Mede-se por: engajamento; produtividade; absenteísmo; clima; orgulho de pertencer.
Agora é que são elas: como garantir o trinômio?
Resposta: alinhando “Perspectivas + Propósito + Pilares”. Eu interpretaria assim:
Perspectivas = “Vou crescer aqui?” Talento não procura apenas emprego. Procura futuro.
Perspectivas envolvem: carreira; aprendizado; mobilidade; promoções; exposição; meritocracia; desenvolvimento.
Propósito = “Por que fazemos isto?” Propósito não é slogan. É significado, alinhamento na perspectiva de vida.
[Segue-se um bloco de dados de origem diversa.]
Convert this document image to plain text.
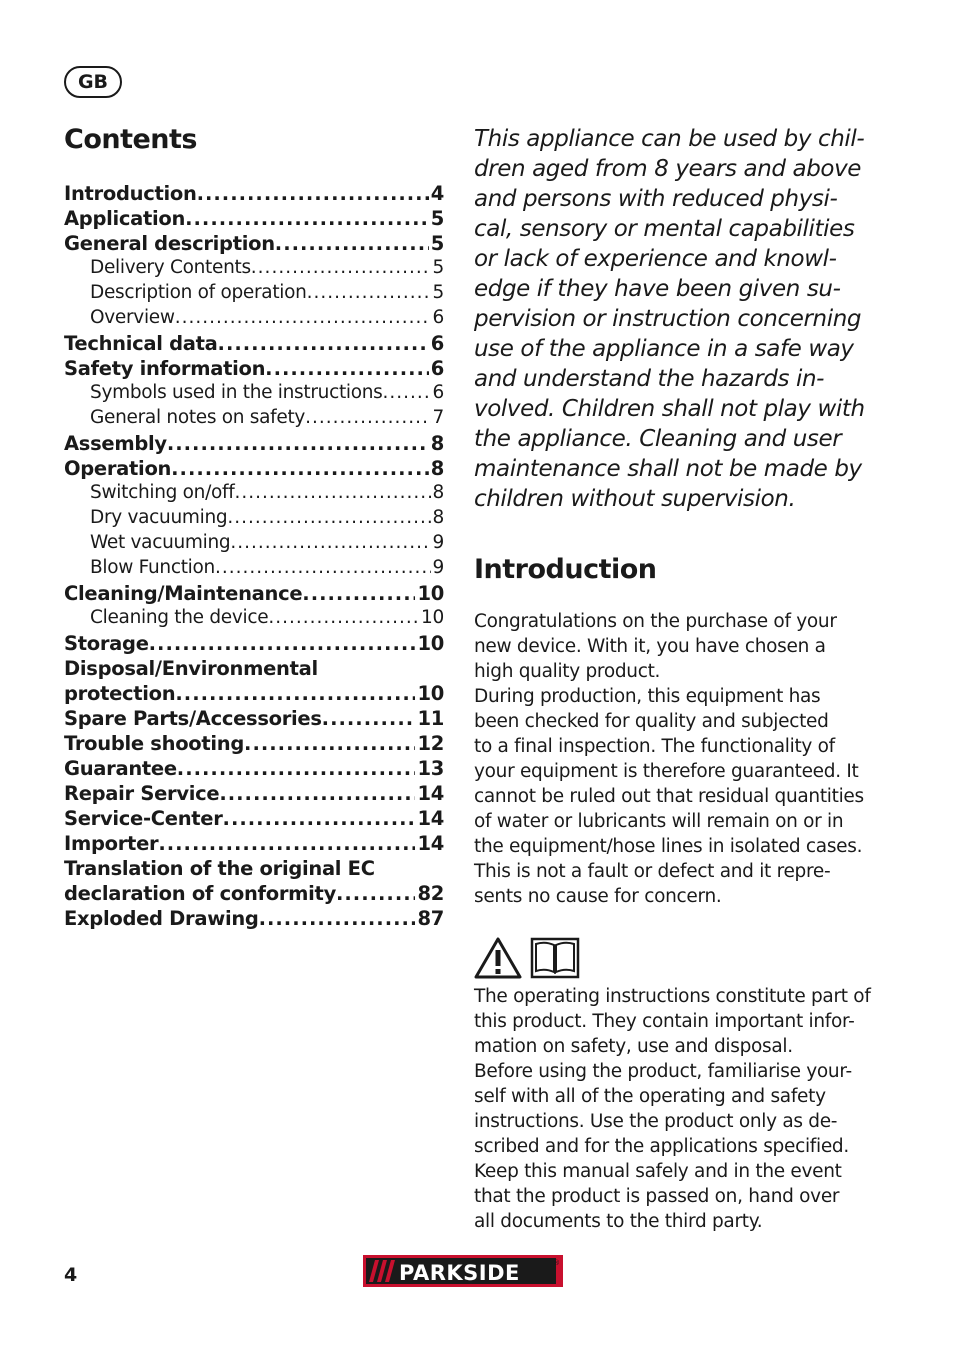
GB
Contents
Introduction .....	4
Application .....	5
General description .....	5
Delivery Contents .....	5
Description of operation .....	5
Overview .....	6
Technical data .....	6
Safety information .....	6
Symbols used in the instructions .....	6
General notes on safety .....	7
Assembly .....	8
Operation .....	8
Switching on/off .....	8
Dry vacuuming .....	8
Wet vacuuming .....	9
Blow Function .....	9
Cleaning/Maintenance .....	10
Cleaning the device .....	10
Storage .....	10
Disposal/Environmental
protection .....	10
Spare Parts/Accessories .....	11
Trouble shooting .....	12
Guarantee .....	13
Repair Service .....	14
Service-Center .....	14
Importer .....	14
Translation of the original EC
declaration of conformity .....	82
Exploded Drawing .....	87
This appliance can be used by chil-
dren aged from 8 years and above
and persons with reduced physi-
cal, sensory or mental capabilities
or lack of experience and knowl-
edge if they have been given su-
pervision or instruction concerning
use of the appliance in a safe way
and understand the hazards in-
volved. Children shall not play with
the appliance. Cleaning and user
maintenance shall not be made by
children without supervision.
Introduction
Congratulations on the purchase of your
new device. With it, you have chosen a
high quality product.
During production, this equipment has
been checked for quality and subjected
to a final inspection. The functionality of
your equipment is therefore guaranteed. It
cannot be ruled out that residual quantities
of water or lubricants will remain on or in
the equipment/hose lines in isolated cases.
This is not a fault or defect and it repre-
sents no cause for concern.
The operating instructions constitute part of
this product. They contain important infor-
mation on safety, use and disposal.
Before using the product, familiarise your-
self with all of the operating and safety
instructions. Use the product only as de-
scribed and for the applications specified.
Keep this manual safely and in the event
that the product is passed on, hand over
all documents to the third party.
4	PARKSIDE	®
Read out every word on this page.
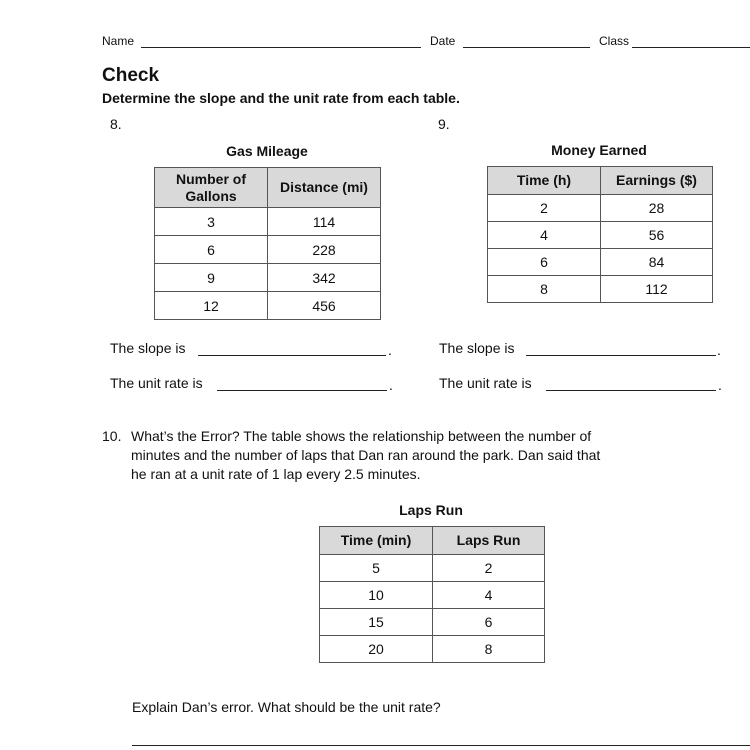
Name	Date	Class
Check
Determine the slope and the unit rate from each table.
8.
Gas Mileage
Number of Gallons	Distance (mi)
3	114
6	228
9	342
12	456
The slope is	.
The unit rate is	.
9.
Money Earned
Time (h)	Earnings ($)
2	28
4	56
6	84
8	112
The slope is	.
The unit rate is	.
10. What’s the Error? The table shows the relationship between the number of minutes and the number of laps that Dan ran around the park. Dan said that he ran at a unit rate of 1 lap every 2.5 minutes.
Laps Run
Time (min)	Laps Run
5	2
10	4
15	6
20	8
Explain Dan’s error. What should be the unit rate?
Mas um alerta: propósito sem perspectivas vira poesia.
Pilares = “O sistema sustenta a promessa?”
Pilares são a infraestrutura da experiência: liderança presente; cultura de inovação; remuneração compatível e flexível; benefícios atrativos e flexíveis; flexibilidade no horário; reconhecimento do mérito; segurança psicológica; diversidade; plano consistente de endomarketing; aproximação com a família do colaborador; frequência de interlocução; governança ativa; ritos de gestão; comunicação aberta; feedback contínuo
Não é modinha, “liderança com alma”, squeeze e mochila. O buraco é mais embaixo. O assunto é sério e estratégico. Sem pilares, colapsa. Está aí a leitura estratégica do trinômio.
Eu desenharia como uma equação:
Marca empregadora = (Perspectivas × Propósito × Pilares)
Multiplicação, não soma. Porque:
- Se Perspectivas = 0 → propósito não retém.
- Se Propósito = 0 → vira relação transacional.
- Se Pilares = 0 → tudo vira marketing.
Se as três respostas forem “sim”, provavelmente existe marca empregadora. Se uma delas falhar, talvez exista apenas rótulo.